Zeichen der Schwäche
Der Artikel sei daher als Teil einer aus dem Kreml gelenkten russischen Kriegspropaganda zu verstehen, welche auf pseudo-historischen Bezügen basiere, die Realitäten verzerre und dadurch letztendlich Gewalt legitimieren wolle, so Scheidegger weiter.
Gleichzeitig sei diese Rhetorik auch als Zeichen der Schwäche Russlands zu werten.
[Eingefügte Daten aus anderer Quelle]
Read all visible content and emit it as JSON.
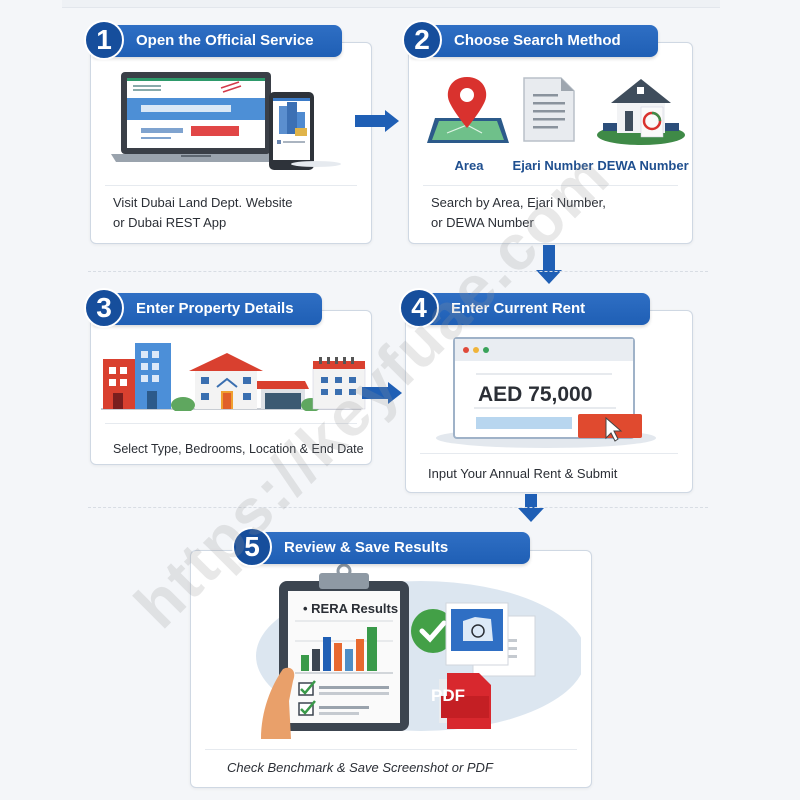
{
  "steps": [
    {
      "number": "1",
      "title": "Open the Official Service",
      "description_line1": "Visit Dubai Land Dept. Website",
      "description_line2": "or Dubai REST App"
    },
    {
      "number": "2",
      "title": "Choose Search Method",
      "description_line1": "Search by Area, Ejari Number,",
      "description_line2": "or DEWA Number",
      "options": [
        {
          "label": "Area",
          "icon": "map-pin-icon"
        },
        {
          "label": "Ejari Number",
          "icon": "document-icon"
        },
        {
          "label": "DEWA Number",
          "icon": "house-meter-icon"
        }
      ]
    },
    {
      "number": "3",
      "title": "Enter Property Details",
      "description_line1": "Select Type, Bedrooms, Location & End Date"
    },
    {
      "number": "4",
      "title": "Enter Current Rent",
      "description_line1": "Input Your Annual Rent & Submit",
      "rent_value": "AED 75,000"
    },
    {
      "number": "5",
      "title": "Review & Save Results",
      "description_line1": "Check Benchmark & Save Screenshot or PDF",
      "results_title": "• RERA Results",
      "pdf_label": "PDF"
    }
  ],
  "watermark": "https://keyfuae.com",
  "colors": {
    "primary": "#1f5fb5",
    "badge": "#164e9c",
    "accent_red": "#e04a2f",
    "check_green": "#43a047"
  }
}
Weil die ukrainische Bevölkerung den Einmarsch nicht wehrlos hinnimmt, wird sie nun von der Kreml-Propaganda zu "Kollaborateuren des Nazi-Regimes in Kiew" oder "passiven Komplizen" erklärt.
Spaltung der Ukraine "unrealistisch"
Nebst der erschreckenden Rhetorik über "Säuberung" und "Umerziehung" fordere Sergeitsev längerfristig eine Zweiteilung des ukrainischen Staatsgebiets in einen pro-russischen Staat im Osten und einen von Russland militärisch besetzten Rumpfstaat im Westen.
"Eine solche Aufteilung wäre nur bei einer vollständigen militärischen Besetzung des Landes oder einer plötzlichen Implosion der ukrainischen Streitkräfte denkbar", sagt Scheidegger. "Beide Optionen halte ich bei der momentanen Kriegslage für unrealistisch."
Dass es sich bei Sergeitsevs Text um einen ungewollten Ausreißer handelt, ist jedenfalls unwahrscheinlich. Die Zensoren des Medien-Wachhunds Roskomnadsor haben sämtliche Nachrichten-Unternehmen Russlands im Würgegriff. Nichts wird veröffentlicht, was auch nur annähernd gegen die Regierungslinie verstoßen könnte.